If you didn’t catch the tweet before ASUS deleted it, here it is:
Is it illegal to use a beautiful woman to promote your product? Of course not. But in an industry that suffers from a ‘brogrammer’ image and supposedly wants more female coders and engineers and such (actions speak louder than words so this one is hard to believe, honestly) – why the hell would a tech company so blatantly objectify a woman?
Comments on this Huffington post piece and comments posted on Twitter (primarily from men) express the following sentiment: “What’s the big deal. She was paid to do this work. Get over it. Stop making a big deal out of nothing. No apology necessary.”
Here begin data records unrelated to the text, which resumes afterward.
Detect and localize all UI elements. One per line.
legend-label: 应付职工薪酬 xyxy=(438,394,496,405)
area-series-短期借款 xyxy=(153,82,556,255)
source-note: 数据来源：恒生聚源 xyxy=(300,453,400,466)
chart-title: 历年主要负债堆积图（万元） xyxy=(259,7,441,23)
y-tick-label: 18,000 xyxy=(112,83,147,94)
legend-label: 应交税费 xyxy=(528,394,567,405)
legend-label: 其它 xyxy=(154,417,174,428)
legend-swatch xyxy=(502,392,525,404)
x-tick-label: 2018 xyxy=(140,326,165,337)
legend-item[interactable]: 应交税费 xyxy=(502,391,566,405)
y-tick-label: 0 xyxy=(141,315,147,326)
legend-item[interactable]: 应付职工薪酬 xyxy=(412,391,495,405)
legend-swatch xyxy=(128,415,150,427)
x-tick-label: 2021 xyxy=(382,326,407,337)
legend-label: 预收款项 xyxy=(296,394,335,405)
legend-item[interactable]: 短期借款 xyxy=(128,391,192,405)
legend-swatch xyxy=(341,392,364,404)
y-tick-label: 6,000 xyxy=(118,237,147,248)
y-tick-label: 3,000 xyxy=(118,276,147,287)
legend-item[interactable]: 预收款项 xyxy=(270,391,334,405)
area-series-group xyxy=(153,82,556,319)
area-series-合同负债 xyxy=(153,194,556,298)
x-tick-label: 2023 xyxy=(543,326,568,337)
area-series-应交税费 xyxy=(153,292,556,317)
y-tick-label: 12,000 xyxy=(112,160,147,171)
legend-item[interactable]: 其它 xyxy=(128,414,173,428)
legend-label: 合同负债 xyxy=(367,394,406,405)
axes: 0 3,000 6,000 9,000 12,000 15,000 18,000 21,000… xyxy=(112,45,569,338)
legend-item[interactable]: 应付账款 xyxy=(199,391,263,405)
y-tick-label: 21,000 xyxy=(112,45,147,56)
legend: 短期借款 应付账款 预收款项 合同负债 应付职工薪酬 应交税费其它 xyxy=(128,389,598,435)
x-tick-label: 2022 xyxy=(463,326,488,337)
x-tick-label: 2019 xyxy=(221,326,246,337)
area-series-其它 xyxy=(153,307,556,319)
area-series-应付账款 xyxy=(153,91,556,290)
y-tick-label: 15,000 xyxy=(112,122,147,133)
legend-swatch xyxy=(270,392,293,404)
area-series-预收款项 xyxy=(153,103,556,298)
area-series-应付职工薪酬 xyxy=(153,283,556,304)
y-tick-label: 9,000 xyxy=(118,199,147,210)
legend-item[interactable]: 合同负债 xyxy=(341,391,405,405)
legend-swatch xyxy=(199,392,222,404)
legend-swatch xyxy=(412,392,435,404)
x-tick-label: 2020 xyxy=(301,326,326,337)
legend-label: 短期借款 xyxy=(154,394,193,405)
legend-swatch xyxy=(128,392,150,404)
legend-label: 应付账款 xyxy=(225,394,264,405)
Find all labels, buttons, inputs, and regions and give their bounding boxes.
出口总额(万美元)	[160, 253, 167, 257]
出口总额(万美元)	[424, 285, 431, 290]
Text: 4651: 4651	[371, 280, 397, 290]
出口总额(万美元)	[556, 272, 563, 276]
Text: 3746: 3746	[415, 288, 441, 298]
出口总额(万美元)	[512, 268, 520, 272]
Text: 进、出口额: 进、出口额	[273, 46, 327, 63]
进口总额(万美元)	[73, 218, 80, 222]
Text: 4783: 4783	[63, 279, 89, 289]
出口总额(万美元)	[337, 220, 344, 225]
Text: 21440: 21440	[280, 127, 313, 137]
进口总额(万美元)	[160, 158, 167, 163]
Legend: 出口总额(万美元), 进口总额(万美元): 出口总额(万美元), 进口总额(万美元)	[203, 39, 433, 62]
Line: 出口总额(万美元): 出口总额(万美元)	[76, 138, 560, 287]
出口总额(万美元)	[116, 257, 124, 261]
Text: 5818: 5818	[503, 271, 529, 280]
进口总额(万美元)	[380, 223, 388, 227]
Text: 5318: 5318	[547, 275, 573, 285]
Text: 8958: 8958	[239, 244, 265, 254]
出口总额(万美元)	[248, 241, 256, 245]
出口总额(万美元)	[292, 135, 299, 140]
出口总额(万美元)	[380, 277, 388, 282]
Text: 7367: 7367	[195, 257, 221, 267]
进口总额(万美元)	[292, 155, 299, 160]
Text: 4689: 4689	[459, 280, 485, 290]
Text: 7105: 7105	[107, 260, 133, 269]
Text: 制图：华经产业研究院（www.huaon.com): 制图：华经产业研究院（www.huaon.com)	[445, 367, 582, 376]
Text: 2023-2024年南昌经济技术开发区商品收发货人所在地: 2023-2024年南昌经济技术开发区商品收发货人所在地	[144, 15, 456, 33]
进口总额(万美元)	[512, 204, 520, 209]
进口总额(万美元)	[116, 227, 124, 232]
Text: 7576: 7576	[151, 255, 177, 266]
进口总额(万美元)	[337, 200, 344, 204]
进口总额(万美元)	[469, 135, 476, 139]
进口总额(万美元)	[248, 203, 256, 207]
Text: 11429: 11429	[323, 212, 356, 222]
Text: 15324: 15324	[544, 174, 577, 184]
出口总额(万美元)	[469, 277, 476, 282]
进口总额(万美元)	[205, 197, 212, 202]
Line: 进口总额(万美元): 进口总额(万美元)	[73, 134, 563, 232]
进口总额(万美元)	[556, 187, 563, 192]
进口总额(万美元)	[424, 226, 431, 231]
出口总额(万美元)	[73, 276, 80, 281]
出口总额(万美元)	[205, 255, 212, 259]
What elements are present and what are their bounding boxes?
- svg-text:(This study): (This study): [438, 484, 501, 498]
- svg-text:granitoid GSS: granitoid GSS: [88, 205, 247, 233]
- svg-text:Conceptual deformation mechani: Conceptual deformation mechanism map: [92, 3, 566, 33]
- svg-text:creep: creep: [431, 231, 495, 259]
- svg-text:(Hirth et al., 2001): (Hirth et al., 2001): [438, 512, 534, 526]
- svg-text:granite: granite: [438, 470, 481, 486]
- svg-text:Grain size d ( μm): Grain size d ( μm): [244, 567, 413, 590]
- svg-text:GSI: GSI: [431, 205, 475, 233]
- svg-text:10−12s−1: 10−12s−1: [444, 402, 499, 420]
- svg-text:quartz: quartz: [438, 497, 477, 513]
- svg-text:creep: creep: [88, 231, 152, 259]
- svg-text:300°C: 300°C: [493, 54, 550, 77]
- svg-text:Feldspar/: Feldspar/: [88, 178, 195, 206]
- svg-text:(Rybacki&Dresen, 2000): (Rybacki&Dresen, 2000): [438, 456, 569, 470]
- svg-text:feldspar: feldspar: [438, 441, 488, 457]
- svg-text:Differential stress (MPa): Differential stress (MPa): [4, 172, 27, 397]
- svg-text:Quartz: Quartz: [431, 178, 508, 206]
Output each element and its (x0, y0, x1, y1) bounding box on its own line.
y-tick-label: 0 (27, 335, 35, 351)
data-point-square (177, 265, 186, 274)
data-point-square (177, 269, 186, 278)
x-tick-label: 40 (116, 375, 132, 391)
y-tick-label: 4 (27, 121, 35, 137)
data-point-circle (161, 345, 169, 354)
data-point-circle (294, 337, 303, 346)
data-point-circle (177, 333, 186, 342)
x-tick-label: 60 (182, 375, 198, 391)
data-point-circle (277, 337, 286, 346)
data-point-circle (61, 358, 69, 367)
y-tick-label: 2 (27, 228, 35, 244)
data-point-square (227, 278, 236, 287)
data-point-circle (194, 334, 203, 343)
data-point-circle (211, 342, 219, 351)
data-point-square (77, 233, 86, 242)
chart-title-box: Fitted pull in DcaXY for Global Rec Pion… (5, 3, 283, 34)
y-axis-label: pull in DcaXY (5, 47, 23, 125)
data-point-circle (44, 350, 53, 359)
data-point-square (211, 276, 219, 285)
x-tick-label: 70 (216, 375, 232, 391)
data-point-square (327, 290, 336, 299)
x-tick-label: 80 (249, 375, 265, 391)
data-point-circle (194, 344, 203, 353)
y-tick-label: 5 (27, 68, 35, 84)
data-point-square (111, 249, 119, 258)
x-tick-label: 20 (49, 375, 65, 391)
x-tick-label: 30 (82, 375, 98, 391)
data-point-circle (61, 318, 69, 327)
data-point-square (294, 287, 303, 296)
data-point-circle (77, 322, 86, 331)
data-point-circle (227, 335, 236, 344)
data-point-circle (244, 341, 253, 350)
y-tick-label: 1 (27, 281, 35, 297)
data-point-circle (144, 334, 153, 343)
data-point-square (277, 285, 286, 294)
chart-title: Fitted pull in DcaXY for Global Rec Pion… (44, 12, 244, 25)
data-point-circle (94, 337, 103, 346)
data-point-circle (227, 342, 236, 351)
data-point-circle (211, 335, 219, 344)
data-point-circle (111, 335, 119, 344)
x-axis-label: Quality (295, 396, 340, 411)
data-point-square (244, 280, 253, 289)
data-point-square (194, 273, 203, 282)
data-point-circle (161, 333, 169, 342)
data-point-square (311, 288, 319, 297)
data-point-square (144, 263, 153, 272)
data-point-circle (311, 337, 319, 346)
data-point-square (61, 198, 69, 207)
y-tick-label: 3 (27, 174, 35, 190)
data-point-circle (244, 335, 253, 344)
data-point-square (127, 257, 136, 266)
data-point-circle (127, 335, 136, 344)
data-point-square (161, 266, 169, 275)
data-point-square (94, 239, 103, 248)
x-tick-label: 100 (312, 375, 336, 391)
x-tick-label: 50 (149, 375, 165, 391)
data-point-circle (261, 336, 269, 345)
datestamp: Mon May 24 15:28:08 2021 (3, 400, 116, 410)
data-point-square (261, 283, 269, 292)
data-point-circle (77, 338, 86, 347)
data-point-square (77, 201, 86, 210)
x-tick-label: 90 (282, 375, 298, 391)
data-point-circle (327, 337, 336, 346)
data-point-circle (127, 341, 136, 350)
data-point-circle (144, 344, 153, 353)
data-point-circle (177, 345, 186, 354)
Even the Huffington piece itself, apparently written by a woman, includes this baffling sentence:
(Why she had to wear a skimpy, skin-tight gown to an electronics convention is another question altogether…)
The overarching sentiment from women (and some men too)? “Disappointing. I won’t be buying from ASUS again. Why would a business think posting something like this was okay?”
Now without delving too deeply into this and the many, many points folks bring up to justify sexism (because, what’s the point, really?) – the last question expressed by those who take issue with this is answered, again, by reading the responses from the sexism-supporting respondents above.
And here’s what it comes down to:
ASUS and other tech companies will continue to post, encourage and ignore sexism until more men – and women (like Ellen Pao) – speak up and say that sexism isn’t okay. It’s a rough road though. Very rough. As I’m guessing comments on this post will attest. Because, as we all know, as long as one prefaces sexist remarks or actions with “I know this seems sexist, I’m sorry – it really isn’t” – well, that makes it okay (as this ‘not prevalent at all’ video from a tech conference demonstrates).
Much like racism and homophobia aren’t (openly) tolerated and those who express racist and homophobic views are publicly and collectively shamed, there will come a day when sexist behavior will hold the same stigma.
Till then ladies, get used to disappointment.